Guinée-Bissau : préoccupations autour des pressions exercées sur un défenseur des droits humains

L’Observatoire pour la protection des défenseur.es des droits humains – un partenariat entre la Fédération internationale pour les droits humains (FIDH) et l’Organisation mondiale contre la torture (OMCT) – alerte sur la situation de Bubacar Turé, président de la Ligue guinéenne des droits humains (LGDH). Cette organisation est connue pour ses prises de position en faveur de la démocratie, de l’État de droit et des droits fondamentaux.
Selon l’Observatoire, M. Turé fait actuellement l’objet de harcèlement et de pressions croissantes. Le 17 avril 2025, le président de la République, Umaro Sissoco Embaló, a publiquement menacé de dissoudre la LGDH, l’accusant de mener des activités à caractère politique. Cette déclaration fait suite à une série d’événements impliquant M. Turé, dont une prise de parole remarquée lors d’un séminaire sur la violence faite aux femmes et aux filles, le 10 avril.

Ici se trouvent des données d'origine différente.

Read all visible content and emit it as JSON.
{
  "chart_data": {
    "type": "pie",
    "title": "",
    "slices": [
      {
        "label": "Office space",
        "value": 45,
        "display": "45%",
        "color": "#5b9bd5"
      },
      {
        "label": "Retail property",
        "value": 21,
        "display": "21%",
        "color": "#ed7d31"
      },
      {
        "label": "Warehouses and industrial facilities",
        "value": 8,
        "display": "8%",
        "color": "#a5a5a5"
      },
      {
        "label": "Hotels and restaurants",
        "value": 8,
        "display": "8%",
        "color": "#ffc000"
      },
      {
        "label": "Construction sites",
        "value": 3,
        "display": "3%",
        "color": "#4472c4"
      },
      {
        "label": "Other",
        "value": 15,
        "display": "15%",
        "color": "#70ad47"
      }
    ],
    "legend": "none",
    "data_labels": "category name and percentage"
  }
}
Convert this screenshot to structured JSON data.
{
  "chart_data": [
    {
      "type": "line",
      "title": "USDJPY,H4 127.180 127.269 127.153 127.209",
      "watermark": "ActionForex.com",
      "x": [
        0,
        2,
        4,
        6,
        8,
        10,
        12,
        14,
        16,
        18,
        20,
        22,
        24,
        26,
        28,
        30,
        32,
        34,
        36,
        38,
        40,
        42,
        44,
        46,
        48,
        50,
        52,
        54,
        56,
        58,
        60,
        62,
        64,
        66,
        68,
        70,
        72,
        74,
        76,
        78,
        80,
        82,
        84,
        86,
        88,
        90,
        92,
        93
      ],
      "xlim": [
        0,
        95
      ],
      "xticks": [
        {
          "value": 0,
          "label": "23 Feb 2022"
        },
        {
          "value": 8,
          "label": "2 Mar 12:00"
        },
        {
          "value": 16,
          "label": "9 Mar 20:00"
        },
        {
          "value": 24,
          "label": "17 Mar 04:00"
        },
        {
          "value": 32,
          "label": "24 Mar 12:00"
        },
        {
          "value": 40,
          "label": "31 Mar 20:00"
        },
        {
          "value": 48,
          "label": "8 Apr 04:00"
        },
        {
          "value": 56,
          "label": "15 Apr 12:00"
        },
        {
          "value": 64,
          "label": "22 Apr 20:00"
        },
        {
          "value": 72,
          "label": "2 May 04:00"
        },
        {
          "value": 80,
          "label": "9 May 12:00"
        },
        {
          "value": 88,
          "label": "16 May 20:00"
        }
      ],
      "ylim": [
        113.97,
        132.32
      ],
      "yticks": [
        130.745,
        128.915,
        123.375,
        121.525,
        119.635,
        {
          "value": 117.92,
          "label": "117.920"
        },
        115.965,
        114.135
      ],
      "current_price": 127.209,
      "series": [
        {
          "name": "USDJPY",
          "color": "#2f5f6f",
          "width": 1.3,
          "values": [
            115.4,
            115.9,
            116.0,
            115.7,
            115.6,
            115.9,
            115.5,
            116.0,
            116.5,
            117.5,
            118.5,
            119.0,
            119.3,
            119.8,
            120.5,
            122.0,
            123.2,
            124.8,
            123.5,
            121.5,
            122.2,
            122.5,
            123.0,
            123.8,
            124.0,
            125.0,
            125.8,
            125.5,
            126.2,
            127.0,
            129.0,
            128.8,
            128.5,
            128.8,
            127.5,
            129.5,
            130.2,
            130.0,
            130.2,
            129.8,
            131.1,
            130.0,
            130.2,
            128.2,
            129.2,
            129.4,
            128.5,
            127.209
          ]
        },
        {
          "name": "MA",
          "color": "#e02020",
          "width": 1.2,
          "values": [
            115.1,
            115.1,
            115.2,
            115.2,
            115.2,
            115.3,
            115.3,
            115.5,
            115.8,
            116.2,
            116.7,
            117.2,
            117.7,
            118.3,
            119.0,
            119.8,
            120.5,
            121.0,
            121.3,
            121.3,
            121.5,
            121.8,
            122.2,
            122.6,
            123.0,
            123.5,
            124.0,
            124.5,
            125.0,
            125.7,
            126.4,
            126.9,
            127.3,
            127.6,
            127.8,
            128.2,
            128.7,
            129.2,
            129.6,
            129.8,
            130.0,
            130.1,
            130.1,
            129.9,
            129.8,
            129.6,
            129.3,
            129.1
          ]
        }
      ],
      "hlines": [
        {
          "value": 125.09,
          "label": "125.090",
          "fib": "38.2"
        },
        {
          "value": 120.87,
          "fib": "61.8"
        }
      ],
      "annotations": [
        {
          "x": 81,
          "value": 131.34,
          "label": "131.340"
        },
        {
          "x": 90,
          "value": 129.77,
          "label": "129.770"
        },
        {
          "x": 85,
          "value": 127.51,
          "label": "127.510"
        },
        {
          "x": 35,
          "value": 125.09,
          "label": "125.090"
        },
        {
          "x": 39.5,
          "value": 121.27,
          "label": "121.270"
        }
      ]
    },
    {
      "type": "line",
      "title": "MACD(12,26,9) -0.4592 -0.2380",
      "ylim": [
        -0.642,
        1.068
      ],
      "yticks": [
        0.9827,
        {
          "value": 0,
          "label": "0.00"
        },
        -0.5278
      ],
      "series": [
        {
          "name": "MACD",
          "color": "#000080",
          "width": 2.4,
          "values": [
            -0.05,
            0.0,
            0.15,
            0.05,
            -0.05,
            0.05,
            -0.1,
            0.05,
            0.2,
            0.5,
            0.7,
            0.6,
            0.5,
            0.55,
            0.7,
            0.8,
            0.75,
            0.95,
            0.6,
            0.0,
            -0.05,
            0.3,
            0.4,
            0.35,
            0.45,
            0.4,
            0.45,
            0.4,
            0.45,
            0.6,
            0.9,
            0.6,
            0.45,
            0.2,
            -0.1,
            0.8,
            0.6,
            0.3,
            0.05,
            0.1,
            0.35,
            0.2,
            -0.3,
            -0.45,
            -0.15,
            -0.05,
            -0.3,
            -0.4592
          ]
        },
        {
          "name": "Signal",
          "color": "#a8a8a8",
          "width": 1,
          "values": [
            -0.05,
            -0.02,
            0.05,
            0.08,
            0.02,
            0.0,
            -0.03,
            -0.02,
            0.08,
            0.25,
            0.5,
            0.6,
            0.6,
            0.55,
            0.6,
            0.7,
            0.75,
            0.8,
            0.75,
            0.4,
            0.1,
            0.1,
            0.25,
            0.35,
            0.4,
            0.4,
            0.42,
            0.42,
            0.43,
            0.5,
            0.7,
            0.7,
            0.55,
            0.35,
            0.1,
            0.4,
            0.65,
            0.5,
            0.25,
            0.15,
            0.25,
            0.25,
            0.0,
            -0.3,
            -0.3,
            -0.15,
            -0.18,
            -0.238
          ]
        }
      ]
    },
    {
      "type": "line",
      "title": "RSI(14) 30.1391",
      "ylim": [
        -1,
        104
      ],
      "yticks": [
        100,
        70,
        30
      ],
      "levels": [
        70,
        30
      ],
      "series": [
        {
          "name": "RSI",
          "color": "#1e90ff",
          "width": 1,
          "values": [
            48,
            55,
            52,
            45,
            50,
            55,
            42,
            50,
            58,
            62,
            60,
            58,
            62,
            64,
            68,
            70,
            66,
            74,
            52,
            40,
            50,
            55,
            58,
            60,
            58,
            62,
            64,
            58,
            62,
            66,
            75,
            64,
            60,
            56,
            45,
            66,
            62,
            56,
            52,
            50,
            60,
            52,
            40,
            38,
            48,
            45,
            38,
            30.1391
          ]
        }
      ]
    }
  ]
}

Au cours de cet événement, organisé par la Coordination Nationale du Réseau Africain des Médias pour la Promotion de la Santé et de l’Environnement, M. Turé a dénoncé plusieurs dysfonctionnements dans le secteur de la santé publique. Il a évoqué, entre autres, la vente de médicaments censés être gratuits, un manque de soins en maternité, et surtout, des décès survenus lors de séances d’hémodialyse à l’hôpital national Simão Mendes. Il a appelé à l’ouverture d’une enquête pour faire la lumière sur ces faits.
Les propos de M. Turé, largement relayés par la presse locale, ont suscité une réaction immédiate. Le directeur de l’hôpital, M. Abel Silva Matar, a annoncé son intention de porter plainte contre lui. Deux jours plus tard, le 12 avril, des gendarmes du Département de l’information policière et des enquêtes criminelles se sont rendus à son domicile sans mandat, en son absence, et ont procédé à une perquisition jugée illégale par l’Observatoire. Le lendemain, un important dispositif sécuritaire a été déployé au port de Bissau, semblant viser le retour de M. Turé en ville. Ce dernier, selon ses proches, se trouverait désormais « en lieu sûr ».
Le 16 avril, une rencontre a eu lieu entre la LGDH et le Procureur de la République. Celui-ci a confirmé qu’aucune poursuite judiciaire n’était engagée contre M. Turé, mais qu’une enquête avait été ouverte pour déterminer s’il y avait eu négligence ou responsabilité dans les décès évoqués. La LGDH a exprimé sa volonté de coopérer à l’enquête, dans le respect des procédures officielles.
Ce n’est pas la première fois que Bubacar Turé fait l’objet de menaces. En 2022 déjà, lui et d’autres responsables de la LGDH avaient signalé des intimidations, notamment après avoir dénoncé une tentative de coup d’État contre le président Embaló.
La situation actuelle s’inscrit dans un contexte plus large de tensions politiques en Guinée-Bissau, où les défenseur.es des droits humains et les journalistes font régulièrement face à des pressions. L’Observatoire appelle les autorités à garantir la sécurité de M. Turé et à respecter les libertés fondamentales, y compris celles de s’exprimer et de critiquer publiquement les institutions.